Thomas Remec and Susan Morisato Undergraduate Scholarship in Chemical Data Science

Date
10/11/22

This scholarship will support two undergraduate students to perform research in Summer 2023 at the interface of data science and chemistry. Awards will be $3,500.


Eligibility:
• Applicants must be current UIUC undergraduates (freshman, sophomore, or junior) in good academic standing.


Application:
All applications must include a resume, unofficial transcript, and one page statement of purpose. In the statement of purpose, please include:
• A description of your future career goals and what you hope to gain from the summer research experience.
• Any relevant background, academic experiences, skills, or previous research experiences.
• Your ranked first and second choice research projects (see back side) and your reasons for selecting them.
The resume, transcript, and statement of purpose must be emailed to jacksonn@illinois.edu as a single .pdf file on or before February 1.


Timeline:
• November 1 – Applications open.
• February 1 – Deadline for applications.
• April 1 – Awards announced.


Applications will be reviewed by a committee of Chemistry Department faculty members. Please direct any application questions to Prof. Jackson.

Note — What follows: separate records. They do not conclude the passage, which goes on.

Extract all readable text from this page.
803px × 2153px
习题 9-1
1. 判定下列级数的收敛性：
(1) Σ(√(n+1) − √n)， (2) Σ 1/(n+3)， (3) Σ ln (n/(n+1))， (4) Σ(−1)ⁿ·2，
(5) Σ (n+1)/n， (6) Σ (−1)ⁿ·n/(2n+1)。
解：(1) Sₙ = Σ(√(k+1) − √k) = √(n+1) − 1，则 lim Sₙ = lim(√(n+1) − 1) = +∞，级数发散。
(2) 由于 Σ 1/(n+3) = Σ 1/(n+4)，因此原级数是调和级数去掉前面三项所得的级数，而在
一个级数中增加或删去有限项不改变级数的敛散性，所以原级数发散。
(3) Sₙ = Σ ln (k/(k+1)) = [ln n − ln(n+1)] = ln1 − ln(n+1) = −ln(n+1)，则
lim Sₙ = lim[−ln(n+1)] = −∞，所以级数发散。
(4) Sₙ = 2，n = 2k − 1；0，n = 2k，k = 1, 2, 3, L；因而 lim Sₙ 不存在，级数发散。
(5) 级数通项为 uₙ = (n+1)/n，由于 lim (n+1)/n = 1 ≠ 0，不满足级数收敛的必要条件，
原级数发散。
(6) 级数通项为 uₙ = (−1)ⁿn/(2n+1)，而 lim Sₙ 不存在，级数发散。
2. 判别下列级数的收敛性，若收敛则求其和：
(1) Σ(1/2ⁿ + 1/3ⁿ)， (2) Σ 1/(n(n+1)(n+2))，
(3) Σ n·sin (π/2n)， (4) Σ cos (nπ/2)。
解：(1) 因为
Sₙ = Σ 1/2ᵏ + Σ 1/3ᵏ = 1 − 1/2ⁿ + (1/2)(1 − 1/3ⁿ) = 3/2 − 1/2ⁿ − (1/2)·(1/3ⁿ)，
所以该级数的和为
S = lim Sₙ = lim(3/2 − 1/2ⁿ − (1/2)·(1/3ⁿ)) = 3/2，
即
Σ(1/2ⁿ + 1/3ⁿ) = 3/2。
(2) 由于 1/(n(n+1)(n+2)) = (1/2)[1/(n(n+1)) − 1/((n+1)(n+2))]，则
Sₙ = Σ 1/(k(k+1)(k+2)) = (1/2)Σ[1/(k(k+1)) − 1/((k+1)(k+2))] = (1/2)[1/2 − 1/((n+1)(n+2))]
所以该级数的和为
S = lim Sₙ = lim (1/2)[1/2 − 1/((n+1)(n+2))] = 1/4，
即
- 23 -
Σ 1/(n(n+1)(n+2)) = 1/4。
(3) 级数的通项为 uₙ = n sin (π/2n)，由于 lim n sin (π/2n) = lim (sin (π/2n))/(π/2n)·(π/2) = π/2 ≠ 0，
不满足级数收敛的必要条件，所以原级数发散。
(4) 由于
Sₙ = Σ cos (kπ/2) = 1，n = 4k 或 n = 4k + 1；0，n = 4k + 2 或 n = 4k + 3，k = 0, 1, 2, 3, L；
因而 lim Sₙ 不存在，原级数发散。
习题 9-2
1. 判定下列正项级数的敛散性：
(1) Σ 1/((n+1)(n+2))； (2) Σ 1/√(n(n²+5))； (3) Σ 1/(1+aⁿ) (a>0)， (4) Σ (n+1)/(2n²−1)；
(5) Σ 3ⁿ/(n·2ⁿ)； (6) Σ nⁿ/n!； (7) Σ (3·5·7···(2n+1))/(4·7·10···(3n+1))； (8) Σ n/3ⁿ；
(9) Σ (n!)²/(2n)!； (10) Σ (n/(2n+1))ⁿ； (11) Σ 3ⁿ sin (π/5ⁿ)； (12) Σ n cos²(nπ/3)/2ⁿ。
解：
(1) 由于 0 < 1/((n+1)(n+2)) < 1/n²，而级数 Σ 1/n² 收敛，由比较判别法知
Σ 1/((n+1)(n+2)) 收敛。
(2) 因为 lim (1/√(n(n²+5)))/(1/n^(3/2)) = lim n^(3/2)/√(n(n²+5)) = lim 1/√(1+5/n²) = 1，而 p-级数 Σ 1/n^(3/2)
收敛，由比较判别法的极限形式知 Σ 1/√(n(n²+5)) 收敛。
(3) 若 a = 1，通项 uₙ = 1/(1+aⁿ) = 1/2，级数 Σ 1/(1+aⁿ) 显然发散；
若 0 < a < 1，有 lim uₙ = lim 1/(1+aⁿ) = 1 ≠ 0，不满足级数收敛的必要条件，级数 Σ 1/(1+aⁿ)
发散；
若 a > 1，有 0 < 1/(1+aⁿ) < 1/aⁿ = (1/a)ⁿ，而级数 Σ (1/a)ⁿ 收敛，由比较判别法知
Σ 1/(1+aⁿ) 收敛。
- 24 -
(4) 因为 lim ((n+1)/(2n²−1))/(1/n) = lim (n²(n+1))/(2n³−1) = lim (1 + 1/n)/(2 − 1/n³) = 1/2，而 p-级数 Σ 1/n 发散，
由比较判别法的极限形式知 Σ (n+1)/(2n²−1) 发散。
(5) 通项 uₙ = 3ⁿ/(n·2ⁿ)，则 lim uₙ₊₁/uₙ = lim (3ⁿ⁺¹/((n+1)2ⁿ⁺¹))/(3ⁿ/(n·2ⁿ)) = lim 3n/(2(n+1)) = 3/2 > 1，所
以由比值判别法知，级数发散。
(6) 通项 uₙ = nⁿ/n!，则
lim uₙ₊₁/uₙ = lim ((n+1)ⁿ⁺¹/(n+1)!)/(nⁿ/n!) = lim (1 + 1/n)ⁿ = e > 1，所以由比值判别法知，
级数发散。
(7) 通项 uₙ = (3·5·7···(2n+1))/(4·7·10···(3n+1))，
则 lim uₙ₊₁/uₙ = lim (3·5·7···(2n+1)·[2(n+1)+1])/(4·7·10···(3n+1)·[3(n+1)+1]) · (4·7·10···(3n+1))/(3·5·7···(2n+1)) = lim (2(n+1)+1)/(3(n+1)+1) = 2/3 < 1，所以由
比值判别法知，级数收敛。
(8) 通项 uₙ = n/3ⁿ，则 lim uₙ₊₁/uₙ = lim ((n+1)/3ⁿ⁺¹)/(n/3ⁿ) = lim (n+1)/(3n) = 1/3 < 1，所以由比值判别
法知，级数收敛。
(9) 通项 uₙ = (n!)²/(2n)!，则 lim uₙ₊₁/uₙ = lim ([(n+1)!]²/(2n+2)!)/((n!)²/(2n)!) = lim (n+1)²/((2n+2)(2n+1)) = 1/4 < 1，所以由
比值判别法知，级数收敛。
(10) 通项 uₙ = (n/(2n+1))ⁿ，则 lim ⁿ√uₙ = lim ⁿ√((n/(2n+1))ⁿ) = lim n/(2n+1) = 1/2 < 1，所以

Available Research Projects (Alphabetical)

(1) Prof. Mikael Backlund (Chemistry) Title: Machine learning of quantum measurement schemes to saturate fundamental information bounds in single-molecule microscopy Description: Single-molecule fluorescence microscopy is a powerful tool in the study of biophysics, materials, and molecular systems. In these experiments, photons are a precious resource, and the experimenter must think critically about how to best divide photons in time and space for the desired statistical inference task. In this project we will use machine learning algorithms to reveal metrological schemes that attain the quantum limits of single molecule microscopy.


(2) Prof. Scott Denmark (Chemistry)
Title: Graph-based feature reduction methods for conformer-dependent grid-based descriptors Description: Machine learning is a powerful tool for optimizing asymmetric catalytic systems. Conformer-dependent grid-based descriptors will be calculated for catalysts spanning various classes of reactivity for which high quality experimental data exists. These descriptors will be processed with graph-based feature reduction methods to produce information-rich chemical feature spaces of use for QSPR models of catalyst-dependent asymmetric induction.


(3) Prof. Martin Gruebele (Chemistry) Title: Physics-constrained machine learning for in-cell protein dynamics Description: All-atom computation of in-cell dynamics of proteins and RNAs generates large datasets (TB) that require data mining and AI techniques to help extract information. We are particularly interested in physical model-constrained machine learning to extract information about protein-protein interactions and solvation dynamics from these data sets.


(4) Prof. Nick Jackson (Chemistry)
Title: Extracting simplified quantum mechanical models using unsupervised machine learning
Description: Quantum chemical calculations bear exorbitant computational costs for even moderately sized molecular systems. We will apply combine deep kernel learning with systematic, physics-based dimensionality reduction algorithms to develop computationally efficient coarse-grained quantum mechanical models of molecular systems.


(5) Prof. Diwakar Shukla (Chemical and Biomolecular Engineering) Title: Elucidating the kinetics and thermodynamics of cyclopamine binding to the smoothened receptor through multiagent reinforcement learning. Description: Smoothened (SMO) is a key transmembrane protein for hedgehog signaling pathway, which is a pathway critical for embryogenesis and cancer. Therefore, it is important to know the role of cyclopamine binding to SMO. We will employ Molecular Dynamics (MD) simulation along with a Reinforcement Learning algorithm, a machine learning method that concerns how intelligent agents take actions in a specific environment to maximize cumulative reward, to understand SMO binding.
(6) Prof. Antonia Statt (Materials Science & Engineering) Title: Inverse Design of Sequence Defined Macromolecules Description: The overarching goal of this project is to predict which sequence (e.g. monomers, amino-acids) on a macromolecule (e.g. copolymer, protein, peptide) will self-assemble into which large-scale disordered aggregate. We will use a simple model system to perform MD simulations of a peptide with a specific sequence in dilute conditions. The simulation results are the basis to perform dimensionally reduction using UMAP to find appropriate order parameters and to enable the inverse design.